We retrieved the PubMed IDs linked with the drug genes (KCNK3, ACCN2, KCNJ6 and KCNH2) in the first cluster and manually reviewed all the original abstracts. Among 16 PubMed IDs retrieved, 12 abstracts are true positive (75%), i.e. correctly reflecting the association between a tricyclic antidepressant and a target gene. Of the 12 abstracts, 8 abstracts (linked with KCNH2 ) mentioned of the target drug genes that are related to long QT syndrome whereas 4 abstracts (linked with ACCN2 and KCNJ6) did not mention of. The results indicate that KCNH2 is a well-studied gene across the target drug and the target ADE while ACCN2 and KCNJ6 are potential candidates for the pharmacogenomics-target predication.

Discussions and Concluding Remarks

In this study, we have built a framework of knowledge integration and discovery for supporting pharmacogenomics-target predication of ADEs. We utilized a ternary relation domain model to guide the knowledge integration for genetic associations of severe ADEs. In the current prototype implementation, we successfully integrated a semantically annotated literature corpus Semantic MEDLINE with a normalized ADE knowledgebase ADEpedia using a semantic web-based data integration approach. The semantic web-based approach is increasingly used for drug-related data integration studies. For instance, Bio2RDF (http://bio2rdf.org/) integrated a number of life science datasets (including DrugBank - http://www.drugbank.ca/) using a semantic web linked open data approach for biological knowledge discovery. For another instance, there is an effort to convert AERS dataset into RDF-based linked data (http://aers.data2semantics.org/). Comparing with these efforts, our ADEpedia project mainly focused on the standardization of ADE knowledge using standard drug and ADE terminologies (e.g., RxNorm, MedDRA, SNOMED CT and UMLS). We found that the normalization of the drugs and the ADEs using the UMLS is extremely important for both data integration and aggregation. For example, the UMLS enables us to retrieve all the descendants of the drug class “Antidepressive Agents, Tricyclic|C0003290”, which provided the aggregation power for collecting genetic associations of the drug class. In addition, we added a module in our framework to extract the severe ADE knowledge since the clinical applications of pharmacogenomics on ADEs are usually focused on the clinically severe ADEs. However, we found that identifying the severity information of an ADE remains a challenging task. We are exploring a semi-automatic approach for identifying the severity information of ADEs utilizing a number of existing knowledge resources such as CTCAE, FDA structured product labels and FDA AERS reporting data [16].

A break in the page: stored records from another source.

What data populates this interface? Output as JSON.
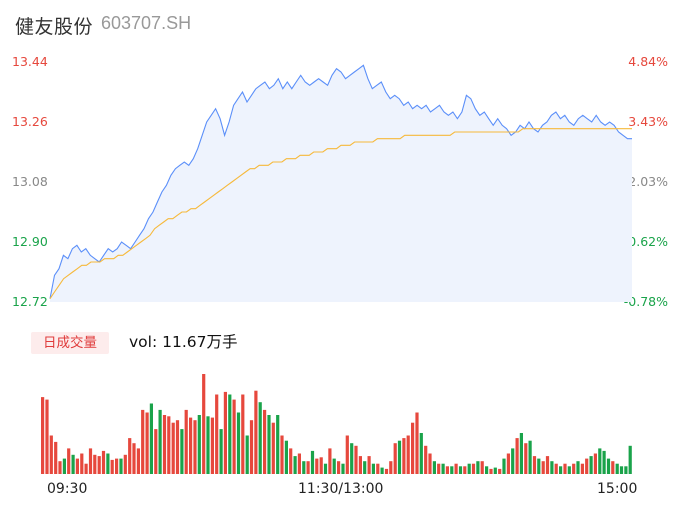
{
  "header": {
    "name": "健友股份",
    "code": "603707.SH"
  },
  "volume": {
    "tab_label": "日成交量",
    "vol_text": "vol: 11.67万手"
  },
  "colors": {
    "price_line": "#5b8ff9",
    "avg_line": "#f6b93b",
    "up": "#e6483d",
    "down": "#1aa34a",
    "neutral": "#888888",
    "area_fill": "#eef3fd"
  },
  "chart_data": [
    {
      "type": "line",
      "y_range": [
        12.72,
        13.44
      ],
      "pct_range": [
        -0.78,
        4.84
      ],
      "y_ticks": [
        {
          "price": "13.44",
          "pct": "4.84%",
          "dir": "up"
        },
        {
          "price": "13.26",
          "pct": "3.43%",
          "dir": "up"
        },
        {
          "price": "13.08",
          "pct": "2.03%",
          "dir": "neutral"
        },
        {
          "price": "12.90",
          "pct": "0.62%",
          "dir": "down"
        },
        {
          "price": "12.72",
          "pct": "-0.78%",
          "dir": "down"
        }
      ],
      "x_ticks": [
        "09:30",
        "11:30/13:00",
        "15:00"
      ],
      "series": [
        {
          "points": [
            12.73,
            12.8,
            12.82,
            12.86,
            12.85,
            12.88,
            12.89,
            12.87,
            12.88,
            12.86,
            12.85,
            12.84,
            12.86,
            12.88,
            12.87,
            12.88,
            12.9,
            12.89,
            12.88,
            12.9,
            12.92,
            12.94,
            12.97,
            12.99,
            13.02,
            13.05,
            13.07,
            13.1,
            13.12,
            13.13,
            13.14,
            13.13,
            13.15,
            13.18,
            13.22,
            13.26,
            13.28,
            13.3,
            13.27,
            13.22,
            13.26,
            13.31,
            13.33,
            13.35,
            13.32,
            13.34,
            13.36,
            13.37,
            13.38,
            13.36,
            13.37,
            13.39,
            13.36,
            13.38,
            13.36,
            13.38,
            13.4,
            13.38,
            13.37,
            13.38,
            13.39,
            13.38,
            13.37,
            13.4,
            13.42,
            13.41,
            13.39,
            13.4,
            13.41,
            13.42,
            13.43,
            13.39,
            13.36,
            13.37,
            13.38,
            13.35,
            13.33,
            13.34,
            13.33,
            13.31,
            13.32,
            13.3,
            13.31,
            13.3,
            13.31,
            13.29,
            13.3,
            13.31,
            13.29,
            13.28,
            13.29,
            13.27,
            13.29,
            13.34,
            13.33,
            13.3,
            13.28,
            13.29,
            13.27,
            13.25,
            13.27,
            13.25,
            13.24,
            13.22,
            13.23,
            13.25,
            13.24,
            13.26,
            13.24,
            13.23,
            13.25,
            13.26,
            13.28,
            13.29,
            13.27,
            13.28,
            13.26,
            13.25,
            13.27,
            13.28,
            13.27,
            13.26,
            13.28,
            13.26,
            13.25,
            13.26,
            13.25,
            13.23,
            13.22,
            13.21,
            13.21
          ]
        },
        {
          "points": [
            12.73,
            12.75,
            12.77,
            12.79,
            12.8,
            12.81,
            12.82,
            12.83,
            12.83,
            12.84,
            12.84,
            12.84,
            12.85,
            12.85,
            12.85,
            12.86,
            12.86,
            12.87,
            12.88,
            12.89,
            12.9,
            12.91,
            12.92,
            12.94,
            12.95,
            12.96,
            12.97,
            12.97,
            12.98,
            12.99,
            12.99,
            13.0,
            13.0,
            13.01,
            13.02,
            13.03,
            13.04,
            13.05,
            13.06,
            13.07,
            13.08,
            13.09,
            13.1,
            13.11,
            13.12,
            13.12,
            13.13,
            13.13,
            13.13,
            13.14,
            13.14,
            13.14,
            13.15,
            13.15,
            13.15,
            13.16,
            13.16,
            13.16,
            13.17,
            13.17,
            13.17,
            13.18,
            13.18,
            13.18,
            13.19,
            13.19,
            13.19,
            13.2,
            13.2,
            13.2,
            13.2,
            13.2,
            13.21,
            13.21,
            13.21,
            13.21,
            13.21,
            13.21,
            13.22,
            13.22,
            13.22,
            13.22,
            13.22,
            13.22,
            13.22,
            13.22,
            13.22,
            13.22,
            13.22,
            13.23,
            13.23,
            13.23,
            13.23,
            13.23,
            13.23,
            13.23,
            13.23,
            13.23,
            13.23,
            13.23,
            13.23,
            13.23,
            13.23,
            13.23,
            13.24,
            13.24,
            13.24,
            13.24,
            13.24,
            13.24,
            13.24,
            13.24,
            13.24,
            13.24,
            13.24,
            13.24,
            13.24,
            13.24,
            13.24,
            13.24,
            13.24,
            13.24,
            13.24,
            13.24,
            13.24,
            13.24,
            13.24,
            13.24,
            13.24
          ]
        }
      ]
    },
    {
      "type": "bar",
      "values": [
        60,
        58,
        30,
        25,
        10,
        12,
        20,
        15,
        12,
        16,
        8,
        20,
        15,
        14,
        18,
        16,
        11,
        12,
        12,
        15,
        28,
        24,
        20,
        50,
        48,
        55,
        35,
        50,
        46,
        45,
        40,
        42,
        35,
        50,
        44,
        42,
        46,
        78,
        45,
        44,
        62,
        35,
        64,
        62,
        58,
        48,
        62,
        30,
        42,
        65,
        56,
        50,
        46,
        40,
        46,
        30,
        26,
        20,
        14,
        16,
        10,
        10,
        18,
        12,
        13,
        8,
        20,
        12,
        10,
        8,
        30,
        24,
        22,
        14,
        10,
        14,
        8,
        8,
        5,
        4,
        10,
        24,
        26,
        28,
        30,
        40,
        48,
        32,
        22,
        16,
        10,
        8,
        8,
        6,
        6,
        8,
        6,
        6,
        8,
        8,
        10,
        10,
        6,
        4,
        5,
        4,
        12,
        16,
        20,
        28,
        32,
        24,
        26,
        14,
        12,
        10,
        14,
        10,
        8,
        6,
        8,
        6,
        8,
        10,
        8,
        12,
        14,
        16,
        20,
        18,
        12,
        10,
        8,
        6,
        6,
        22
      ],
      "colors": [
        "up",
        "up",
        "up",
        "up",
        "up",
        "down",
        "up",
        "down",
        "up",
        "up",
        "up",
        "up",
        "up",
        "up",
        "up",
        "down",
        "up",
        "up",
        "down",
        "up",
        "up",
        "up",
        "up",
        "up",
        "up",
        "down",
        "up",
        "down",
        "up",
        "up",
        "up",
        "up",
        "down",
        "up",
        "up",
        "up",
        "down",
        "up",
        "down",
        "up",
        "up",
        "down",
        "up",
        "down",
        "up",
        "down",
        "up",
        "down",
        "up",
        "up",
        "down",
        "up",
        "down",
        "up",
        "down",
        "up",
        "down",
        "up",
        "down",
        "up",
        "down",
        "up",
        "down",
        "up",
        "up",
        "down",
        "up",
        "down",
        "up",
        "down",
        "up",
        "down",
        "up",
        "up",
        "down",
        "up",
        "down",
        "up",
        "down",
        "up",
        "up",
        "up",
        "down",
        "up",
        "up",
        "up",
        "up",
        "down",
        "up",
        "up",
        "down",
        "up",
        "down",
        "up",
        "down",
        "up",
        "down",
        "up",
        "down",
        "up",
        "down",
        "up",
        "down",
        "up",
        "down",
        "up",
        "down",
        "up",
        "down",
        "up",
        "down",
        "up",
        "down",
        "up",
        "down",
        "up",
        "up",
        "down",
        "up",
        "down",
        "up",
        "down",
        "up",
        "down",
        "up",
        "up",
        "down",
        "up",
        "down",
        "down",
        "down",
        "up"
      ]
    }
  ]
}
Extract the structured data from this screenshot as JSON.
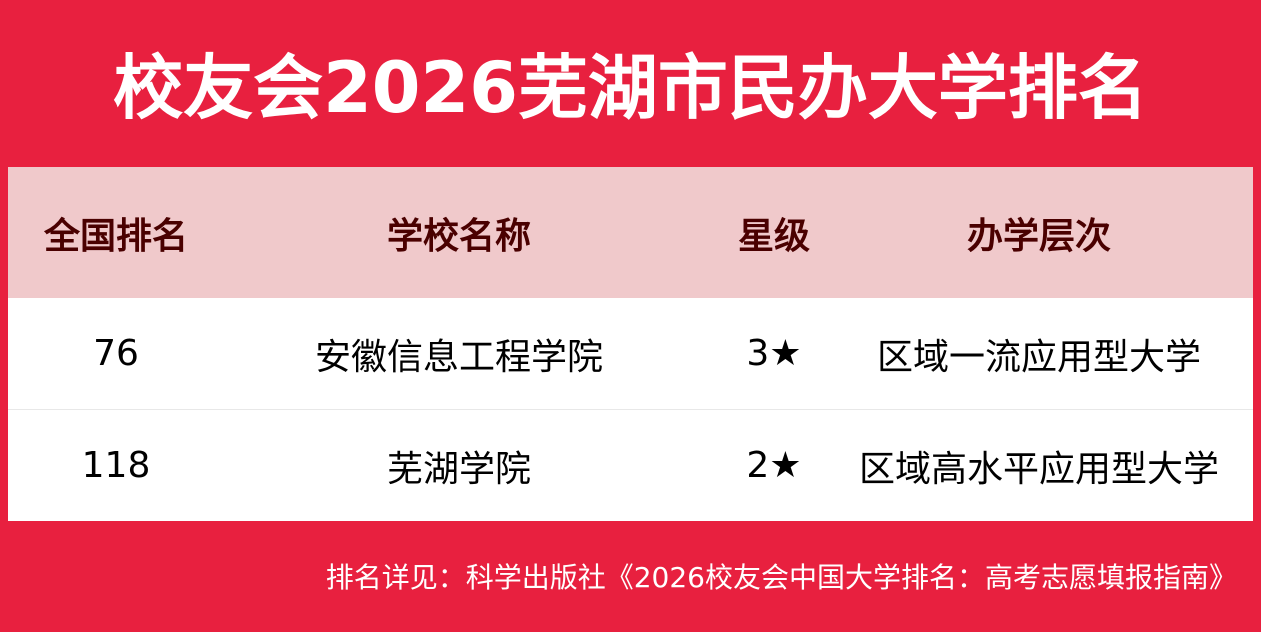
{
  "title": "校友会2026芜湖市民办大学排名",
  "table": {
    "headers": [
      "全国排名",
      "学校名称",
      "星级",
      "办学层次"
    ],
    "rows": [
      {
        "rank": "76",
        "name": "安徽信息工程学院",
        "stars": "3★",
        "level": "区域一流应用型大学"
      },
      {
        "rank": "118",
        "name": "芜湖学院",
        "stars": "2★",
        "level": "区域高水平应用型大学"
      }
    ]
  },
  "footer": "排名详见：科学出版社《2026校友会中国大学排名：高考志愿填报指南》",
  "colors": {
    "background": "#e8203f",
    "header_bg": "#f0c9cb",
    "header_text": "#4a0000"
  }
}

For the knowledge discovery, we have developed a network analysis-based approach to prioritize target genes related to ADEs. As gene lists derived from text mining could be very general and contain many false-positives, we proposed to apply network analysis to filter out less-relevant genes through additional evidence. The prioritization of closely related genes could shed some lights on potential mechanism regarding how drug- and ADE-associated genes affect each other. In addition, the gene functional classification and enrichment analysis provided further evidence for the prioritized genes identified from the network analysis, which, we believe, was validated by a manual review of related PubMed abstracts. In the future, we will explore how to represent and aggregate all these evidence from various knowledge resources in order to improve the performance of the knowledge discovery model for predicting the pharmacogenomics-targets of severe ADEs.